Abstract
This article utilizes the empirical findings that age structure of the population affects saving, investment and capital flow and hypothesizes that age structure influences the real exchange rate. Based on this link, an empirical model is specified for Australia and estimated with annual data for the period 1970–2011. An autoregressive distributed lag model of cointegration indicates that Australia's real exchange rate is cointegrated with its productivity differential and the relative share of young dependents (0–14 years) in the population. Long-run estimates show that young cohort has an appreciating influence on the real exchange rate. Also, the short-run adjustment is substantial, with more than 65% of the disequilibrium corrected in a year.
Acknowledgements
The authors are grateful to the anonymous referees for constructive and useful comments which tremendously improve the quality and presentation of this paper.
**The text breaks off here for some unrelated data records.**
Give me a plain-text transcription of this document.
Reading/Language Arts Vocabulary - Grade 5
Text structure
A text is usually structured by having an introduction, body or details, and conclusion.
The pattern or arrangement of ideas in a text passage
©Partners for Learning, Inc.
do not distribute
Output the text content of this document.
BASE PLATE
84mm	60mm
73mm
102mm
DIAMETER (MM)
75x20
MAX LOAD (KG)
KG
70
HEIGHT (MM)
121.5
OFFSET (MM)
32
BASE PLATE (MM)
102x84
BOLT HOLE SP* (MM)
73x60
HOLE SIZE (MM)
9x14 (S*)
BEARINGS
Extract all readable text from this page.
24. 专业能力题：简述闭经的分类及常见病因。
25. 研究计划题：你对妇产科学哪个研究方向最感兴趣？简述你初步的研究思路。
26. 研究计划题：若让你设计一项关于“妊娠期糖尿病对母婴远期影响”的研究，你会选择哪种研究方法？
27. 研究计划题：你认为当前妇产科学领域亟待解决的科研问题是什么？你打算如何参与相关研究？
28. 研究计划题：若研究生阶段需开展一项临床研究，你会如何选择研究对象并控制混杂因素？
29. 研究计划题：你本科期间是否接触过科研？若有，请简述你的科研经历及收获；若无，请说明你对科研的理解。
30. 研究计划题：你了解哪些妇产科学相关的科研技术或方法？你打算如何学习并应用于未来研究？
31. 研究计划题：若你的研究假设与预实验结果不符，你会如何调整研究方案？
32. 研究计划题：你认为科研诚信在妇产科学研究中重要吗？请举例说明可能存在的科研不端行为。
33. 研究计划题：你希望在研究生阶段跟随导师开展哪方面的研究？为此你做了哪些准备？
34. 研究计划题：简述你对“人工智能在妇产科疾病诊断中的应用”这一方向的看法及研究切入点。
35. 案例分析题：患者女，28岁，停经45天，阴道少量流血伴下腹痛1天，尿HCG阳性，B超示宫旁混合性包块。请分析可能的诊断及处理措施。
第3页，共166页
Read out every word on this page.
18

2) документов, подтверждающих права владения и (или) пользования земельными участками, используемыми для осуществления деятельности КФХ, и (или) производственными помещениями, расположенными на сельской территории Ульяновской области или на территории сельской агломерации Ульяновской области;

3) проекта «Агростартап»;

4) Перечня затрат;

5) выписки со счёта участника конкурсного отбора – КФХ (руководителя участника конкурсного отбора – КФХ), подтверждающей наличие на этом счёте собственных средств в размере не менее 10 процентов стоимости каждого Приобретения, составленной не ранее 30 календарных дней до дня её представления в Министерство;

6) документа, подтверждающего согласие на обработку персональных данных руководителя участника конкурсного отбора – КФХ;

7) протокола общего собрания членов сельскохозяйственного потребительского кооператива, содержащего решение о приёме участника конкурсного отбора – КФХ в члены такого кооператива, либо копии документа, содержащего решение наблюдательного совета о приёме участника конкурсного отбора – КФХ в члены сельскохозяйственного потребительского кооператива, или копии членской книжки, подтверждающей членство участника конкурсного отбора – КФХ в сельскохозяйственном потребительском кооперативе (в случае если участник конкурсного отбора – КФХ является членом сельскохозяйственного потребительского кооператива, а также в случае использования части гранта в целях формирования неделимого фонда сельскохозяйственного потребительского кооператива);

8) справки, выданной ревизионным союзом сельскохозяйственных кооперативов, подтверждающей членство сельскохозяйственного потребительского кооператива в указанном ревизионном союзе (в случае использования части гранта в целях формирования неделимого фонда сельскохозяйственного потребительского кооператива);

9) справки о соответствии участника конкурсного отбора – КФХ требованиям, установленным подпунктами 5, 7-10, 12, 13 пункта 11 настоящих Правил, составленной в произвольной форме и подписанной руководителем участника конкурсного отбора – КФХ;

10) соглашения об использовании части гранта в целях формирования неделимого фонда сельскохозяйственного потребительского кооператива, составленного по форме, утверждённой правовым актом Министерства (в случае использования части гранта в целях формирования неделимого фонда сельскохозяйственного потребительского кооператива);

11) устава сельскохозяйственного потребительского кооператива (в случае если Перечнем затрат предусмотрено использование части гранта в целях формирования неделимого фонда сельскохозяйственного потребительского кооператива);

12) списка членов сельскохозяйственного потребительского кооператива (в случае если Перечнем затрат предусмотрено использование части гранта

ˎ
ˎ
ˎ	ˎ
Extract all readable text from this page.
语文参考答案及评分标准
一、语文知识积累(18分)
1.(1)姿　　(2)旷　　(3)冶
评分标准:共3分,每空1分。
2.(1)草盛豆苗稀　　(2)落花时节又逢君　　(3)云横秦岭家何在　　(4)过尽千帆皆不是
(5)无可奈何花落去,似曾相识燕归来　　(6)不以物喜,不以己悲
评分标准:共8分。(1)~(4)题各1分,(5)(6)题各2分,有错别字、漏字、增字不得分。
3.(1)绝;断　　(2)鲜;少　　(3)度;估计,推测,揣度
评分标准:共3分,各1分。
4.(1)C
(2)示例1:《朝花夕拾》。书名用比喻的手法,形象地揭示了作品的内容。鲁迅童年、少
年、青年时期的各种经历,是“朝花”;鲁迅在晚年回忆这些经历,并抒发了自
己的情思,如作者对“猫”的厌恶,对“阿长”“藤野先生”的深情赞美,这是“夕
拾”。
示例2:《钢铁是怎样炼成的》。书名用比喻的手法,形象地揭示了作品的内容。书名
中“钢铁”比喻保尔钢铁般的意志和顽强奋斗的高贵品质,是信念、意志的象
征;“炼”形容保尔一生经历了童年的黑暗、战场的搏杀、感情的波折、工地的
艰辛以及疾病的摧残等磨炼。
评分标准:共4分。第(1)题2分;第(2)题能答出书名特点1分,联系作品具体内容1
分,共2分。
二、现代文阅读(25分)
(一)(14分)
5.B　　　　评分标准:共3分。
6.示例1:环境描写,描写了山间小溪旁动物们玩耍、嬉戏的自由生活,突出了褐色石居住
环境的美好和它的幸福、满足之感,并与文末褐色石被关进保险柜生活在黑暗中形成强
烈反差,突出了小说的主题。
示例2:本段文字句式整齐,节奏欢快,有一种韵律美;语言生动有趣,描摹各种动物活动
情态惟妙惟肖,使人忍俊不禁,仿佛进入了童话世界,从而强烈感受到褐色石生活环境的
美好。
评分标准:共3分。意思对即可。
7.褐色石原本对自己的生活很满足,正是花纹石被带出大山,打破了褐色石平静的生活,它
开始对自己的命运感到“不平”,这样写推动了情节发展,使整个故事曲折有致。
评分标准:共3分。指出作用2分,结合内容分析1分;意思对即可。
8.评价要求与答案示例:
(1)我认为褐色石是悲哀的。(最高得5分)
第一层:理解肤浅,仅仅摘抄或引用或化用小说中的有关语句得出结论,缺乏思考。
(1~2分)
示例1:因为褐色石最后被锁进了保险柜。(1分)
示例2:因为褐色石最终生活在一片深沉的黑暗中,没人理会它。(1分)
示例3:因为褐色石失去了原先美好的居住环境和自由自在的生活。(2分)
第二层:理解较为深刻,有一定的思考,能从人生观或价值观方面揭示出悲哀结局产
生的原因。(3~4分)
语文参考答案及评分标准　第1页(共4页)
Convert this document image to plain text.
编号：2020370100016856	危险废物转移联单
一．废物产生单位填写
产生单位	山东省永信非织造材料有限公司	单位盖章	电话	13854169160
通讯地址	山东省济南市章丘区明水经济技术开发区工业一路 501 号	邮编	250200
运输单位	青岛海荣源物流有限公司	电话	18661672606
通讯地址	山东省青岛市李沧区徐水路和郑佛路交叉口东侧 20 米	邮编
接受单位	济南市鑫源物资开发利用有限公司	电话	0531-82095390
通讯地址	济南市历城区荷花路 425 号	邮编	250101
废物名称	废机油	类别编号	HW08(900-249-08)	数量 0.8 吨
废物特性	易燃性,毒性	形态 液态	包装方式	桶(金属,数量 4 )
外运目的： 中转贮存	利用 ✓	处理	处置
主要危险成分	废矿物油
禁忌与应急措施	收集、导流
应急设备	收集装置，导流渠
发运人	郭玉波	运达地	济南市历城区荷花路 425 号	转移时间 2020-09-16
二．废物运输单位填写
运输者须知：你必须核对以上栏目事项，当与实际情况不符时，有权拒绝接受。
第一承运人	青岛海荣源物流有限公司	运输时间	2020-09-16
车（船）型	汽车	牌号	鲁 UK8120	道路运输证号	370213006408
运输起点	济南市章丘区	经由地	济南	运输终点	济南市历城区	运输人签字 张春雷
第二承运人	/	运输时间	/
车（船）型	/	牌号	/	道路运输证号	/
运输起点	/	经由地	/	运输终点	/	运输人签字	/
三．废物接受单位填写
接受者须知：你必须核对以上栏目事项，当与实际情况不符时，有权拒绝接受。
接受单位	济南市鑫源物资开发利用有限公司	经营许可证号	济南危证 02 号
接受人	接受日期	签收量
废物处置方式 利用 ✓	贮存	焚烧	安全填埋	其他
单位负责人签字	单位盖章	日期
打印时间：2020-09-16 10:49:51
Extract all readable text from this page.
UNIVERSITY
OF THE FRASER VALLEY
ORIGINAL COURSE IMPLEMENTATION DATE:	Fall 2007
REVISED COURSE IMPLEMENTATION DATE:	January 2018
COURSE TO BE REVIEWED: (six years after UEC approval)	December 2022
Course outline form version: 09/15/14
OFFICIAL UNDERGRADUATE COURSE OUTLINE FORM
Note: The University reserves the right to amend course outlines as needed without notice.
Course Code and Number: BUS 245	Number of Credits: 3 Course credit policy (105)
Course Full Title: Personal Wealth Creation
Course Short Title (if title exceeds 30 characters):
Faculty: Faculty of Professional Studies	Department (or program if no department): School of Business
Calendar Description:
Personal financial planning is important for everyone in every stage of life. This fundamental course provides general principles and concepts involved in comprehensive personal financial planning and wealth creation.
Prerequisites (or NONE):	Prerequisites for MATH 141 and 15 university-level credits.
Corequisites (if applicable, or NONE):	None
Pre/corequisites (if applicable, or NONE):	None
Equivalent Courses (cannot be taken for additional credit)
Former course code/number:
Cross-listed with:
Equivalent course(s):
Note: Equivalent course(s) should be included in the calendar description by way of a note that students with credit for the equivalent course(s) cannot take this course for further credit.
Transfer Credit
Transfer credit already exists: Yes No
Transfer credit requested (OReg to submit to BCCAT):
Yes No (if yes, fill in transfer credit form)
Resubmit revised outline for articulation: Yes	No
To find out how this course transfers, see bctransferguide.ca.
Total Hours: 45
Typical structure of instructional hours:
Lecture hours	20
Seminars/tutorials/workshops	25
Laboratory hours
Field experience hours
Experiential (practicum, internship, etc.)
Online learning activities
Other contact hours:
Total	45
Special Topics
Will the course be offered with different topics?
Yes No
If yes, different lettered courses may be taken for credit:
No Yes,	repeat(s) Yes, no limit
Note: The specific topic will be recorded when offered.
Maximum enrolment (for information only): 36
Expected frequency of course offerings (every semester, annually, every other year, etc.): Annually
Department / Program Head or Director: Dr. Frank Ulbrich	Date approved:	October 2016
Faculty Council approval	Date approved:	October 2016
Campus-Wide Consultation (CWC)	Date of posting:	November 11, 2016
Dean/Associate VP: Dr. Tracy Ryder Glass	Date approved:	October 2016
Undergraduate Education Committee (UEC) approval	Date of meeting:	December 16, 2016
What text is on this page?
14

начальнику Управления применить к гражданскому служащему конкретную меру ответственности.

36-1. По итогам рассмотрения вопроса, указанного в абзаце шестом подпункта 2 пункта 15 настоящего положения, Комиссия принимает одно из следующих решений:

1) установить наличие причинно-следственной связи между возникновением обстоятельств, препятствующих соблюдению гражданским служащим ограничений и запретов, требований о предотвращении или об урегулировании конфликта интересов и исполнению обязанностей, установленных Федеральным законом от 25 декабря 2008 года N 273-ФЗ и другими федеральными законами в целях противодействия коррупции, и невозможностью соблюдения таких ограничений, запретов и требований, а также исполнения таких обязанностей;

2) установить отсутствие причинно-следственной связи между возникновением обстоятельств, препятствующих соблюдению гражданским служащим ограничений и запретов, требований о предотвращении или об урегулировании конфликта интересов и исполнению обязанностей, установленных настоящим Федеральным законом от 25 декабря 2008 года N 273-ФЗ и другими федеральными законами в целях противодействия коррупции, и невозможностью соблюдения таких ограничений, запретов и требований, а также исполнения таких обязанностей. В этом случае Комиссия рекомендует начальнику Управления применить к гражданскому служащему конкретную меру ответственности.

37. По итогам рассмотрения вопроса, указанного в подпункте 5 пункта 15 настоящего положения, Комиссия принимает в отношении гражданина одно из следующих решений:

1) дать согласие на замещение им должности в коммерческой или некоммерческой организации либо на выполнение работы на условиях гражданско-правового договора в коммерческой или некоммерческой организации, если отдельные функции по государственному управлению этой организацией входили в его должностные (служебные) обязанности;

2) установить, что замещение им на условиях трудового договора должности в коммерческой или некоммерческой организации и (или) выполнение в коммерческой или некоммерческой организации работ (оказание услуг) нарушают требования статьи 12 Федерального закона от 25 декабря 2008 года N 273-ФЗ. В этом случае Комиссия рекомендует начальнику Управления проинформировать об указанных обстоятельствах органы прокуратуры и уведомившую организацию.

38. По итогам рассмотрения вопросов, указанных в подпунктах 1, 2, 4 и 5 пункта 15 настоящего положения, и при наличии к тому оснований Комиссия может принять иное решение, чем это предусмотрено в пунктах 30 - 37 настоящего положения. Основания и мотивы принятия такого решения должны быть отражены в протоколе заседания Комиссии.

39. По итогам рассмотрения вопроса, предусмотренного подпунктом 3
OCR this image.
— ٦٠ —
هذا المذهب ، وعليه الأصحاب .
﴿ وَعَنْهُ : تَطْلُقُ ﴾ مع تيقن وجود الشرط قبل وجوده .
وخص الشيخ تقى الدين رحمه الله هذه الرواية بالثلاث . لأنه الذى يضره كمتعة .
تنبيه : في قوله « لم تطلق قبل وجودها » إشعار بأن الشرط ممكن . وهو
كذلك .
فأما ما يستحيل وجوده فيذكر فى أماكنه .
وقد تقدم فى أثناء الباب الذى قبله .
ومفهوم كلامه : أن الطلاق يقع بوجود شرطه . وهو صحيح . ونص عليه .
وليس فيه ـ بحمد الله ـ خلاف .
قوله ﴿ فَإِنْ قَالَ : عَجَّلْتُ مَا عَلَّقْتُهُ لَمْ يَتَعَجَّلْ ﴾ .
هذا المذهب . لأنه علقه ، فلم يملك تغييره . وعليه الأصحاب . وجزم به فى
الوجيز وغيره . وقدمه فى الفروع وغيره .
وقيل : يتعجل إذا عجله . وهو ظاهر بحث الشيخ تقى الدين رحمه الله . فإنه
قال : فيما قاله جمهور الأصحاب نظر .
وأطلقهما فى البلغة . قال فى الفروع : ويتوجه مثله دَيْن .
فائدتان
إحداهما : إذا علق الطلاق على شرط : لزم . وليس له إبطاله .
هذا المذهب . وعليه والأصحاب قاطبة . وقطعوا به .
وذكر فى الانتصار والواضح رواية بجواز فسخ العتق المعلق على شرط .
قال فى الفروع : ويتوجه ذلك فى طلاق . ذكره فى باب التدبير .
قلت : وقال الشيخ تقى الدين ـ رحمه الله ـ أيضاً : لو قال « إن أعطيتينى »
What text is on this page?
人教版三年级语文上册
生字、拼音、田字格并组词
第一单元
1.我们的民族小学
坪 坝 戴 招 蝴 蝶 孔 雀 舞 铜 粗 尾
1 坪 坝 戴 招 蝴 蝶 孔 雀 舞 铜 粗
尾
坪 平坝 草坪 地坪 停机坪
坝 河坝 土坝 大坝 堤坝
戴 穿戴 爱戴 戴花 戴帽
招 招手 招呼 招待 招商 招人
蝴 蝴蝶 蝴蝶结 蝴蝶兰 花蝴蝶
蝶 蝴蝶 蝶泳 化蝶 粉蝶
However, usual disclaimer applies.
Notes
1. Intergenerational Report Citation(2010).
2. The terms of trade has also been mentioned as an important determinant of the exchange rate, but this influence is thought to be transitory depending on the world commodity price cycle. As such, the terms of trade should not influence the long-run real exchange rate as modelled in this paper.
3. Table A3 in the Appendix shows that demographic variables are highly correlated (correlation coefficients are above 0.91). To avoid multi-collinearity at a time one demographic variable is included in the equation.